1928 - Alderson High School - 1968



In Alderson, Co-Op Artisans Gallery a Model for Community
 (and Commercial Sustainability)

Terry Bartley - AmeriCorps VISTA Member

One of the downsides of turning entrepreneurship into a career can be a sense of isolation. This is especially true for working artists, who spend long hours in their workspace, alone, crafting art. But in the small town of Alderson they’ve found a way for their artists to be a part of a larger community.

The Alderson Artisans Gallery functions like a co-op. They have seven working artists that showcase their work, and also spend time working behind the counter, sweeping the floor, keeping the books or managing its social media pages. They also showcase the work of other local artists, that pay a slightly higher fee to be a part of the gallery.

The gallery was originally a project of Alderson Main Street, which provided funding for their first year of operation. Now the gallery is totally self-sufficient. And while they still refer to themselves as a “shoestring operation,” they manage to keep the lights on without outside funding.
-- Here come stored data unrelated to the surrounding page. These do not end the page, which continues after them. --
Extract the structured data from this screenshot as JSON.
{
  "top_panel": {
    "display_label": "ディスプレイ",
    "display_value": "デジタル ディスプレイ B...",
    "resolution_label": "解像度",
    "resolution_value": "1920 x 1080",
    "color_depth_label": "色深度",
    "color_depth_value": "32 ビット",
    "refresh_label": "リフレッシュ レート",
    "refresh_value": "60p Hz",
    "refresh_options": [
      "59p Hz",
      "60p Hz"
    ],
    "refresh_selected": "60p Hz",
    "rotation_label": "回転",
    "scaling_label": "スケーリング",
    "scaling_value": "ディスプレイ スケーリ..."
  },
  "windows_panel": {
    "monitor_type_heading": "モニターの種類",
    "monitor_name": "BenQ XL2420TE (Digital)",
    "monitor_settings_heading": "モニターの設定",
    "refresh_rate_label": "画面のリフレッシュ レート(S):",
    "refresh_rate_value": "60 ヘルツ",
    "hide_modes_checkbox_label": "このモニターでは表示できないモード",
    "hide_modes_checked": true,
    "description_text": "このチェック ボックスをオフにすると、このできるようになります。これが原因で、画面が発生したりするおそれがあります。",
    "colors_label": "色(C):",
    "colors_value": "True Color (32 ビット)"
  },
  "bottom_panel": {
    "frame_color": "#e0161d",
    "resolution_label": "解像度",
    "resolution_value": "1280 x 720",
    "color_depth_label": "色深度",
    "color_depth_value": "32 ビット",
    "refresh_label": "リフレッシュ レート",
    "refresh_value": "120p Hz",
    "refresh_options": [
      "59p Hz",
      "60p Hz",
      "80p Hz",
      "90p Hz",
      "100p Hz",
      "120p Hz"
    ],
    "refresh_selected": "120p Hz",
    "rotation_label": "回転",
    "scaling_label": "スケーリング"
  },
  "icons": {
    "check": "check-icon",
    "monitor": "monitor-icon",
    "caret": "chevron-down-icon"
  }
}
They integrate themselves more deeply into the community through partnerships with the local schools. The gallery provides space to showcase the work of local students throughout the year. The member artisans also pass on their knowledge through the form of classes.

The actual gallery space features regular gallery fare, like paintings, photography and sculptures. But they also feature works that are distinctively ‘Alderson.’ These pieces range from woodwork and stained glass to hooked rugs and clothing.

Alderson Artisans Gallery demonstrates that working together can really create something incredible. They’ve created a place to showcase the culture of Alderson while providing an income to local artists.